Mistake Three: Discounting Findings as Edge Cases

Well, that user is unusual. Sometimes true. Often a rationalisation. If three of five users hit the same problem, it is not an edge case. It is a problem. The team's instinct to dismiss findings should be resisted; the data is the data.

Mistake Four: Skipping Synthesis

After the sessions, you have notes from five users. Without synthesis, those notes stay in your head. Spend the time, right after the last session, writing up the patterns: what broke for multiple users, what surprised you, what to fix. The synthesis is what turns sessions into action.

Mistake Five: Not Reporting Back to Users

Users who help you with testing want to know they made a difference. A short follow-up after the redesign ("thanks for the help; here's what we changed because of your feedback") makes them likely to participate again and feel good about the product. The cost is low; the relational return is high.

A Final Word

Usability testing is the closest thing to free insurance in product. The cost is small. The return is enormous. Yet most teams don't do it consistently because the effort to set up the first test feels bigger than it is. Once the habit is established, it is easy to maintain, and the results pay back many times over in features that work as intended at launch.

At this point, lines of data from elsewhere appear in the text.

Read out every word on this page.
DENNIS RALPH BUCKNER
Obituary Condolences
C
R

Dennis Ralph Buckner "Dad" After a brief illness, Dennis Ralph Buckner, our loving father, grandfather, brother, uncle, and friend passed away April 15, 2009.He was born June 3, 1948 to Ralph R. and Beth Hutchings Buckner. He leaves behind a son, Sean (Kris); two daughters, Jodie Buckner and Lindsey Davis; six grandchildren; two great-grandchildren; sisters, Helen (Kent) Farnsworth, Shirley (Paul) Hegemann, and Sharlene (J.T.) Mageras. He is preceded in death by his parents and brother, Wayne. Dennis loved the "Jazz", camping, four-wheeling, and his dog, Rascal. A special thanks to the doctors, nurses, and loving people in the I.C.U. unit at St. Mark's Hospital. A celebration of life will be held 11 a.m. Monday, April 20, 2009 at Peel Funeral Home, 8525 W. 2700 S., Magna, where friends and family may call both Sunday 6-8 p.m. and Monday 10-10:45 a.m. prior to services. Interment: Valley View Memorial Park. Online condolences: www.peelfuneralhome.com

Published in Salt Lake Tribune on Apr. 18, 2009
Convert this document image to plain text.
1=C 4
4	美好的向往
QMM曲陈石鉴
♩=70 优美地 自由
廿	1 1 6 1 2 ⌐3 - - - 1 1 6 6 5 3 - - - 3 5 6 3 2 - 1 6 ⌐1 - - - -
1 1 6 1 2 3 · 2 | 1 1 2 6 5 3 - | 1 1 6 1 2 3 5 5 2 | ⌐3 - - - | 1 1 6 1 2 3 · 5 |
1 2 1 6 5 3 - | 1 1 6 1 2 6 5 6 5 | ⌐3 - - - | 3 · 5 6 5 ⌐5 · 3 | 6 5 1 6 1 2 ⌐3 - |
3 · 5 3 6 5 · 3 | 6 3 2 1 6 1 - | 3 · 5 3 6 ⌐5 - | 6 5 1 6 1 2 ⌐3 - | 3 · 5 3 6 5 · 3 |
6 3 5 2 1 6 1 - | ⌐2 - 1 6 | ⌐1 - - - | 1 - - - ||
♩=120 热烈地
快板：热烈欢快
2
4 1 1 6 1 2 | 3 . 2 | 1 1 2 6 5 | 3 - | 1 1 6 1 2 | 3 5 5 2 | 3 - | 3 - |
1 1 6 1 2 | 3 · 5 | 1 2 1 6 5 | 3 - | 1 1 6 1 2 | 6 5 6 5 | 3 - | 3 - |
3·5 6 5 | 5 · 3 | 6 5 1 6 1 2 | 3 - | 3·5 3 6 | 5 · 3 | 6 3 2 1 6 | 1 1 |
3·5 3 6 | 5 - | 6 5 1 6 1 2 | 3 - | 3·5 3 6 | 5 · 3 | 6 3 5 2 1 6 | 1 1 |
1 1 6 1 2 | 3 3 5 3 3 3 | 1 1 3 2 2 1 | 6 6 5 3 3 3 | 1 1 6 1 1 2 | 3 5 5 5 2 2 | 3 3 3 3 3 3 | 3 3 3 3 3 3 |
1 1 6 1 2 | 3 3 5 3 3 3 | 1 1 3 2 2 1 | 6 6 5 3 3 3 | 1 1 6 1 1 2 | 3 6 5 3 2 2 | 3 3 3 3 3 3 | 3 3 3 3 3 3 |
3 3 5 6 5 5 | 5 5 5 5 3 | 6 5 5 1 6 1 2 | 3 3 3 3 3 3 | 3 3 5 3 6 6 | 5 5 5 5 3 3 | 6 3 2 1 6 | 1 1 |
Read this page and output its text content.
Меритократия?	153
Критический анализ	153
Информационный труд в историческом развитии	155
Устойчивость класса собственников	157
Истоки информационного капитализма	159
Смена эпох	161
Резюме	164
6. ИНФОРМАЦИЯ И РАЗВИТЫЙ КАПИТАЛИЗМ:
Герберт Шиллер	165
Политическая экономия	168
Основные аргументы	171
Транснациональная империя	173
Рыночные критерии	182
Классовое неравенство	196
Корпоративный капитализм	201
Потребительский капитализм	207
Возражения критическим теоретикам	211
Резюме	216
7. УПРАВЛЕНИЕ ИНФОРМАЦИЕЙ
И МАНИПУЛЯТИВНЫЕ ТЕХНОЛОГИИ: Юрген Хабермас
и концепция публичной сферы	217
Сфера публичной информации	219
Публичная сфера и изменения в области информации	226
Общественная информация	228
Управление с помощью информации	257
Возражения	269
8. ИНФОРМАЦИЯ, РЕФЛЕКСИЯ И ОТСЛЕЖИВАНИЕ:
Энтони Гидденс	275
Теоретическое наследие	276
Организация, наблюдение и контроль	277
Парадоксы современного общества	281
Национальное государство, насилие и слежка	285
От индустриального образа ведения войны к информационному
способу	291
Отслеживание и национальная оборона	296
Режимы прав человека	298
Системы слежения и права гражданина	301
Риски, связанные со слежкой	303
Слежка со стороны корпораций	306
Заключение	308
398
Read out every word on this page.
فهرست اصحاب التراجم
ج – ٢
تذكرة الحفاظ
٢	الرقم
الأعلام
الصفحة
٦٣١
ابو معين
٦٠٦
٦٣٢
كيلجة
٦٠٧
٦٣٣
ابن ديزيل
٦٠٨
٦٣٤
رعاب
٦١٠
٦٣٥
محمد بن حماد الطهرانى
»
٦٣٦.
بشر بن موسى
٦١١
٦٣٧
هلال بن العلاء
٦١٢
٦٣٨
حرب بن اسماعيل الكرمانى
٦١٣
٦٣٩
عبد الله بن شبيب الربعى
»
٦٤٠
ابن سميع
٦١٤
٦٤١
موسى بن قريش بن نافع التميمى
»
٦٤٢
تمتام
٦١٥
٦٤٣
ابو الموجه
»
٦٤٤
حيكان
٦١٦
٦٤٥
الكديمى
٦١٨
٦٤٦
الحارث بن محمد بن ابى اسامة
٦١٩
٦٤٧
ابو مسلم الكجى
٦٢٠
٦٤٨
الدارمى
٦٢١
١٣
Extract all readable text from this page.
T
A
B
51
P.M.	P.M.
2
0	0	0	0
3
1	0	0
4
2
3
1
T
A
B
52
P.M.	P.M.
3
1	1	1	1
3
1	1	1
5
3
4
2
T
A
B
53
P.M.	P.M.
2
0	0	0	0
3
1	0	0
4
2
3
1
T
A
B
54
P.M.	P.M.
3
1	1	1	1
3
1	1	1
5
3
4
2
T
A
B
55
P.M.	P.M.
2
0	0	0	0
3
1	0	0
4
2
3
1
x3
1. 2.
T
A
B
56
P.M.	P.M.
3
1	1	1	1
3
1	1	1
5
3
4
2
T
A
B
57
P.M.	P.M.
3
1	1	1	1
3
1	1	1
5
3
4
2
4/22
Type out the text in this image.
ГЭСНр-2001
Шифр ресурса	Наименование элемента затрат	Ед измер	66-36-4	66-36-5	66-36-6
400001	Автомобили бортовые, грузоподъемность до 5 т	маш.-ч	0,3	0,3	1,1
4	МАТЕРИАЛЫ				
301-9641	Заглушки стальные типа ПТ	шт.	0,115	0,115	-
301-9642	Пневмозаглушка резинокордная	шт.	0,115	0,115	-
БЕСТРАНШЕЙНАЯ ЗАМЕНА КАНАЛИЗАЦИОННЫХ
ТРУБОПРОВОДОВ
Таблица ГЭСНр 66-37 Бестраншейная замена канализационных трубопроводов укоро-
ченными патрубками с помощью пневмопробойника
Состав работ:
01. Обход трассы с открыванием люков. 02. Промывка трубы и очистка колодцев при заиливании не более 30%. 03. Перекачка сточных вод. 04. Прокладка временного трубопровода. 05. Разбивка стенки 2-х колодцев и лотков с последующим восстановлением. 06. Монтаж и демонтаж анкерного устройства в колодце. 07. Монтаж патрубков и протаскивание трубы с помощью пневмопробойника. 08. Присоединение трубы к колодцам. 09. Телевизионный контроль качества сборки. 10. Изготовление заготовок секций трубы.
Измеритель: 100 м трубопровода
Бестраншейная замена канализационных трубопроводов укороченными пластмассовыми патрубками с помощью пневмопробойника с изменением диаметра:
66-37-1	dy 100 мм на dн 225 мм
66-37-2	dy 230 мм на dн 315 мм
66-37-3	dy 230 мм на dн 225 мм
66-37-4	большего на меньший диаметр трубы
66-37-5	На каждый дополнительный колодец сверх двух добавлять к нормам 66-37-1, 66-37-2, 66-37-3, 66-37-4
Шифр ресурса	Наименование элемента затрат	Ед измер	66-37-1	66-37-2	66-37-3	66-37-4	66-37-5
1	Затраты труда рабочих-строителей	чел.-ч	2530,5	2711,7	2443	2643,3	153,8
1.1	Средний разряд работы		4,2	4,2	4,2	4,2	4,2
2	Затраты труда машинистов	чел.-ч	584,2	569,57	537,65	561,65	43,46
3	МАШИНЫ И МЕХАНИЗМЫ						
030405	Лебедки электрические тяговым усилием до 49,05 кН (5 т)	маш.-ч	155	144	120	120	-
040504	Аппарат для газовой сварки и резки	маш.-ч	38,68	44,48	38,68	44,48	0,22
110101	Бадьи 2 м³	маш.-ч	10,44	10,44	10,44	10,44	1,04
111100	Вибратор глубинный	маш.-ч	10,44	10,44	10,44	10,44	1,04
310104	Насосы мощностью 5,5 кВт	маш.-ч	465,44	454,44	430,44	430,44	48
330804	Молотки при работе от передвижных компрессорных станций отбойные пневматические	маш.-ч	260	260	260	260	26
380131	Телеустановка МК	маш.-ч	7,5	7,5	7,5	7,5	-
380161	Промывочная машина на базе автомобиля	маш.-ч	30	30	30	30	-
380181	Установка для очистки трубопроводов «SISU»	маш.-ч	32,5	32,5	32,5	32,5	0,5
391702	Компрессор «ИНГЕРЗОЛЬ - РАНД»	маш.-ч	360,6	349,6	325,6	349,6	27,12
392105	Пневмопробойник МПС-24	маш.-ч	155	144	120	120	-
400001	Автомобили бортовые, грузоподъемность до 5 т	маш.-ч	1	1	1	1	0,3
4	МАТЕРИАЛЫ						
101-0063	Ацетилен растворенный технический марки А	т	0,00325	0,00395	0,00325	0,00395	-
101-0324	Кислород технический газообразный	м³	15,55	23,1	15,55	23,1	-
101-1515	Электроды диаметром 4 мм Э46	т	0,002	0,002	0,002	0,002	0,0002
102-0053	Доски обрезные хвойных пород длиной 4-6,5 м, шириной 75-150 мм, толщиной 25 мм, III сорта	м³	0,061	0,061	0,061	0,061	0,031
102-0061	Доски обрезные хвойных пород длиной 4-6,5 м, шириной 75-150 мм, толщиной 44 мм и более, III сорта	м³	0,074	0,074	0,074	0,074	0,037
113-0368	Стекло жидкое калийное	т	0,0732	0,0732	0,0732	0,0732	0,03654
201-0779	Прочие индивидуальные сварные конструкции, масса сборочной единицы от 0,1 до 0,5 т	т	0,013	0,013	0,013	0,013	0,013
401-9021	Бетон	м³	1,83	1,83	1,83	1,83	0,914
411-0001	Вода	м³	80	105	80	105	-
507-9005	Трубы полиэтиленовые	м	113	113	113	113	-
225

If you have never run a usability test, run one this week. Pick a feature you are working on. Recruit three colleagues from a different team. Give them a task. Watch what happens. Take notes. The first session will surprise you, and the surprise is the start of a habit that will improve your product for the rest of your career.

Key Takeaways

Five users find about eighty-five percent of usability problems. Big budgets and large samples are not required to get most of the value.
Give users tasks, then watch and stay quiet. Don't lead, explain, defend, or rescue. The moment of stuckness is the data.
Watch behaviour over words. Users often say one thing and do another. Hesitation, missed elements, and unexpected clicks are signal.
Test early on low-fidelity designs, after major changes, before launch, and periodically after launch. Earlier testing is cheaper.
Synthesise patterns across users, rate severity, and feed findings back to the team and to the users who helped. Without synthesis, sessions don't become action.